Mark E. Dean is an inventor and computer engineer. He was part of the team that developed the ISA bus, and he led a design team for making a one-gigahertz computer processor chip. He holds three of nine PC patents for being the co-creator of the IBM personal computer released in 1981.
Mark Dean, an engineer, was instrumental in the invention of the modern personal computer. He owns three out of the nine Patents which were used by International Business Machines (IBM) to produce the Personal Computer (PC).
He was born to Barbara and James Dean, in Jefferson City, Tennessee, in 1957. As a young boy, he already started to show prowess and genius in engineering. He amazed his white classmates and teachers, at the Jefferson City High School, which was an integrated school. He would always come out with straight-A grades.
He would later go on to the University of Tennessee, where he earned a Bachelors Degree in Electrical Engineering, in 1979. After his B.Sc. he went further to Florida Atlantic University, where he graduated with a Masters Degree, in 1982. He would later, during his career, obtain his doctorate in the field from Stanford University, in 1992 – this was years after his contributions to the invention of the modern PC.
After his time at Florida Atlantic University, he got hired by IBM. In 1981, at the initial stage of his time at IBM, he and his colleague invented the ISA Bus, which was meant to make the Personal Computer more efficient and durable in offices and business environments. The invention made it possible for monitors, disk drivers, printers, and scanners to be connected directly to personal computers. The picture directly below shows what the first ISA Bus looked like.

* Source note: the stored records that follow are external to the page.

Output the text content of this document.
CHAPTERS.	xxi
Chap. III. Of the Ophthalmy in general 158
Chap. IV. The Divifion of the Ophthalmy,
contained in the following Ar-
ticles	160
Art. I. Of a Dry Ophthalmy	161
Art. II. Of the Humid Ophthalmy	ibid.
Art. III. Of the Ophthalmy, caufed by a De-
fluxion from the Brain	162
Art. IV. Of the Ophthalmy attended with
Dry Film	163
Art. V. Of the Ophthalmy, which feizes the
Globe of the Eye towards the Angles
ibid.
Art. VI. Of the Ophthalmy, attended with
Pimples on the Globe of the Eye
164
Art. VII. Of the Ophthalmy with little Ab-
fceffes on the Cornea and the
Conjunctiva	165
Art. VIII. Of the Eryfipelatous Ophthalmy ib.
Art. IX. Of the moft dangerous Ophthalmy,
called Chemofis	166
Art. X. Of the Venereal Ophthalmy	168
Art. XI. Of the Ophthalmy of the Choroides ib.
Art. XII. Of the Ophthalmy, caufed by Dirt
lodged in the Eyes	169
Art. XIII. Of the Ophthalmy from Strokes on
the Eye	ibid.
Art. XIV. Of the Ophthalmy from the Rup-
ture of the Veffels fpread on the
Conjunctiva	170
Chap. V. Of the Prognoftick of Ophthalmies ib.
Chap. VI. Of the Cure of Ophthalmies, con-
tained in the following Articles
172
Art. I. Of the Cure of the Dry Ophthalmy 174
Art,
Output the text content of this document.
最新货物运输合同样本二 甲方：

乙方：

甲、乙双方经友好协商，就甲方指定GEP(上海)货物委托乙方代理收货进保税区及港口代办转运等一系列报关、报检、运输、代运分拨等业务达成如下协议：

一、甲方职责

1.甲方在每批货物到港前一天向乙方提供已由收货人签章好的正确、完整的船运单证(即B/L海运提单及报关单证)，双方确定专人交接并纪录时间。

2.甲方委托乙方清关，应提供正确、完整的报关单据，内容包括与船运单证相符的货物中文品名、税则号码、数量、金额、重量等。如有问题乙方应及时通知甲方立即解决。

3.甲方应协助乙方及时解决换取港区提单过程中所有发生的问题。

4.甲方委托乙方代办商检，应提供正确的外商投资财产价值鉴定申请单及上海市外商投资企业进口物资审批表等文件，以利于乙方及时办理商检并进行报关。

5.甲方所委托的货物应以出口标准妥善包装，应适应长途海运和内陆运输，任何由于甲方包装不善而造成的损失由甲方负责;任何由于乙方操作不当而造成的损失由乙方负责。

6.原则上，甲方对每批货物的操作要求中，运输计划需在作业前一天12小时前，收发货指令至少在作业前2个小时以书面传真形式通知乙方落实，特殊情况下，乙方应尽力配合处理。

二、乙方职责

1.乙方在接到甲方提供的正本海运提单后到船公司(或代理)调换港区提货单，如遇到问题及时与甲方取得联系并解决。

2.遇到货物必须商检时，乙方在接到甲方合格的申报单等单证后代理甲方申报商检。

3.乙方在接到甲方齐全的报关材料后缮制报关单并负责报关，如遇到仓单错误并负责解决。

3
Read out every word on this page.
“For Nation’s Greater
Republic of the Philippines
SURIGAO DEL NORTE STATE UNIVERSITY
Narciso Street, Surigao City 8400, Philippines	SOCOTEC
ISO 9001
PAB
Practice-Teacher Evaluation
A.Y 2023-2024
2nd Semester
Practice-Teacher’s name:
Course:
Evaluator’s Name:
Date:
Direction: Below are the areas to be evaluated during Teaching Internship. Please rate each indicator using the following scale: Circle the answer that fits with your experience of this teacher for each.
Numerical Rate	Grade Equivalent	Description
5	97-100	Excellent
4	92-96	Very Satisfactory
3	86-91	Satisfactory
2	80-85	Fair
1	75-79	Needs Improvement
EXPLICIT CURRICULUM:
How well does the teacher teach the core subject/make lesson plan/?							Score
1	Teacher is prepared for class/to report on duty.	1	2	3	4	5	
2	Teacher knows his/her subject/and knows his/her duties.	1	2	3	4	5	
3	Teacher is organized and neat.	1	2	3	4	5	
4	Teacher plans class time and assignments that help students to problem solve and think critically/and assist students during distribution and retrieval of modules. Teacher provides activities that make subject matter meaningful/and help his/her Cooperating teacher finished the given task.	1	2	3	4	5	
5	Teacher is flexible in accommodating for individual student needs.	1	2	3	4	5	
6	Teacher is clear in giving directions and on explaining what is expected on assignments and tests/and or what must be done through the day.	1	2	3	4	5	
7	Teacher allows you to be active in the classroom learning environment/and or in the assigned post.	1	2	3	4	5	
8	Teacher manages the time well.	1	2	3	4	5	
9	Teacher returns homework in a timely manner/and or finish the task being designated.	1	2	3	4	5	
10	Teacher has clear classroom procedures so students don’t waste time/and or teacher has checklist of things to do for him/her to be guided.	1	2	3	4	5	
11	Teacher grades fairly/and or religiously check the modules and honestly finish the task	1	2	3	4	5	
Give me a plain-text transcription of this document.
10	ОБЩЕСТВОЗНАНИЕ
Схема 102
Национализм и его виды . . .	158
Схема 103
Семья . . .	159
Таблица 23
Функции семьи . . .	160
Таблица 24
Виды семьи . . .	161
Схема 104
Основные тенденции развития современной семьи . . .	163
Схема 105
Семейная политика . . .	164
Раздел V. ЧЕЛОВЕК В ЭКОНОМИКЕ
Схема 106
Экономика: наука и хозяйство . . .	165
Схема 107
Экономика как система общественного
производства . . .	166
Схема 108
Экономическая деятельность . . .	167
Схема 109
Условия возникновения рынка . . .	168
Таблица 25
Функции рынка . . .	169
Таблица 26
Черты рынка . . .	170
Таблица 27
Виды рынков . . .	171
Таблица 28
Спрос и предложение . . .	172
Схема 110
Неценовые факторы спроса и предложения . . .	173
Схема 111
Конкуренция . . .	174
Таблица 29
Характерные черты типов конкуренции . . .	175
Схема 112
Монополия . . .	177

Dean’s entire career was spent at IBM. He was hired to become the chief engineer on the Personal Computer Project, with some of his early contributions being the IBM PS/2 Models 70 and 80, the Colour Graphic Adapter, and the internal architecture which allows Personal Computers to make use of peripheral high-speed devices, such as keyboards, scanners, and mouses.
After he got his doctorate from Stanford University, he returned to IBM, and he was made an IBM fellow in 1995 – this was the highest honor in the company. In 1997, IBM made him the vice president of the company, and he was inducted into the National Inventor’s Hall of Fame.
He and his team, in 1999, invented the world’s first gigahertz chip, with the power to process one billion calculations per second. Mark Dean has issued over 40 patents to date and has been honored by numerous organizations of the world. In 2001, he was elected to become a member of the National Academy of Engineers (NAE).
The life and contributions of Mark Dean are worthy of praise and teaching. His achievements and many others such as his should be thought in schools and through other forms of public information.